Bakhtin também procura delimitar as fronteiras do texto, afirmando que enquanto enunciado o texto é determinado por dois fatores: seu projeto, ou intenção, e a execução desse projeto. E como enunciado, o texto também refrata outros textos como enunciados. O autor também se refere a bipolaridade do texto. Cada texto pressupõe um sistema compreensível para todo, uma língua, que no texto corresponde-lhe a tudo quanto é repetitivo e reproduzível, que pode também existir fora de um mesmo texto, estando presente em outros textos. Por outro lado, cada texto, como enunciado é individual, único e irreproduzível, residindo nisso o seu sentido. Aqui podemos pensar no texto como algo entre o sistema e os enunciados. E isto é só uma parte do que Bakhtin relata a respeito da problemática do texto. De qualquer modo indago: todo enunciado é um texto, mas nem todo texto é necessariamente um enunciado? Será que é dessa forma que podemos compreender a analogia que Fairclough faz entre enunciado e texto em sua obra? Qual pólo do texto se encontra mais destacado na teoria do autor britânico? Levando em consideração que para a análise do texto as categorias de vocabulário, coesão e gramática são relevantes, podemos afirmar que em Fairclough, o texto é mais estrutura do que enunciado. Entretanto ao se referir a relação intertextual existente entre os textos, Fairclough os aproxima mais da noção de enunciado, mas ao enunciado relativamente estável, ou seja o o gênero.
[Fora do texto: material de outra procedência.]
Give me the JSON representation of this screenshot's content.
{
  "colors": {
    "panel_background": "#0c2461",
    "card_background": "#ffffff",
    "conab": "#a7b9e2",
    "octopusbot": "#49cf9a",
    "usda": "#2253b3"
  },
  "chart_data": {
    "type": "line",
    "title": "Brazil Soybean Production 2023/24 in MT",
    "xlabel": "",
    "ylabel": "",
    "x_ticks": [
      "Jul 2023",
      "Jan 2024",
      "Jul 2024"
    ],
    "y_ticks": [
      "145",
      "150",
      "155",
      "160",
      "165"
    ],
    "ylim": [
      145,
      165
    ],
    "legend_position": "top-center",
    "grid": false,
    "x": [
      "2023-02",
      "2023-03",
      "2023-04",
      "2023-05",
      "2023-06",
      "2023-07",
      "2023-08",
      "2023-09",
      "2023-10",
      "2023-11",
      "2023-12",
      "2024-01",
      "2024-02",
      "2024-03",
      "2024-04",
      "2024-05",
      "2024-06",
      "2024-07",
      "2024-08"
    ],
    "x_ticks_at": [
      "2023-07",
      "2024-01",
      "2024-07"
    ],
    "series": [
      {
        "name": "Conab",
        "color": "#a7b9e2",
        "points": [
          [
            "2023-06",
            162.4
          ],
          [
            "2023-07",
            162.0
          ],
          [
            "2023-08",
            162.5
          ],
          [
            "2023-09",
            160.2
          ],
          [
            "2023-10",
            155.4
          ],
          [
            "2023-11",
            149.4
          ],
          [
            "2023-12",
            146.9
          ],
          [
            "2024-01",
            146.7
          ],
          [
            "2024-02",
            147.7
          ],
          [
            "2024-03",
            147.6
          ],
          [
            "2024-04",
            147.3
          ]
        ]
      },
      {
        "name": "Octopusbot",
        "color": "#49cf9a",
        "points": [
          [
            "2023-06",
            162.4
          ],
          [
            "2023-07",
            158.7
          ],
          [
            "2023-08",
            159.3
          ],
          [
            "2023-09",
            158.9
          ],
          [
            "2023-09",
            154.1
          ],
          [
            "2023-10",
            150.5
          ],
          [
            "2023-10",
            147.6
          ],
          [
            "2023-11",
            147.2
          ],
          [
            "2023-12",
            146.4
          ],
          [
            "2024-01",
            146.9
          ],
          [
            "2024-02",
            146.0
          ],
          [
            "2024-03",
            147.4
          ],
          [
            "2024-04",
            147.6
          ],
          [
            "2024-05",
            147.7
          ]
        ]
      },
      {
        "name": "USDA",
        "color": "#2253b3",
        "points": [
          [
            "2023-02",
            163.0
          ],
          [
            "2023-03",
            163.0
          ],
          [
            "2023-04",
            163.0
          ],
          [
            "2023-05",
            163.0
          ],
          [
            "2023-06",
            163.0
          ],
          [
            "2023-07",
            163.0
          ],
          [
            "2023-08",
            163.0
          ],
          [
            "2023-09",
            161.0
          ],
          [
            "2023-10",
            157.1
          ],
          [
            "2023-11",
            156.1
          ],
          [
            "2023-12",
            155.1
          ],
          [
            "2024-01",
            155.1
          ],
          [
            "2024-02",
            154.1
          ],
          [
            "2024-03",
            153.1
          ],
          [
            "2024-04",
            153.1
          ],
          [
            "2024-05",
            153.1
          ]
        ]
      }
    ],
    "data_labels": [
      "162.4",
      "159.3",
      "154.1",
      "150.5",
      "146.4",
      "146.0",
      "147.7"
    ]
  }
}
Ao que parece, tratando de enunciados relativamente estáveis, Fairclough leva em consideração em consideração a dinamicidade e heterogeneidade inerente a estes. Entretanto o tratamento do enunciado como unidade real concreta, se encontra problemática.

Logicamente essa é uma etapa ainda inacabada do projeto a que tenho dado prosseguimento, e neste ponto ainda nos encontramos fazendo indagações a respeito da primeira fase da Análise de Discurso Crítica em Fairclough, certamente algumas respostas (e porque não mais questões?) podem surgir a medida que o projeto avançar.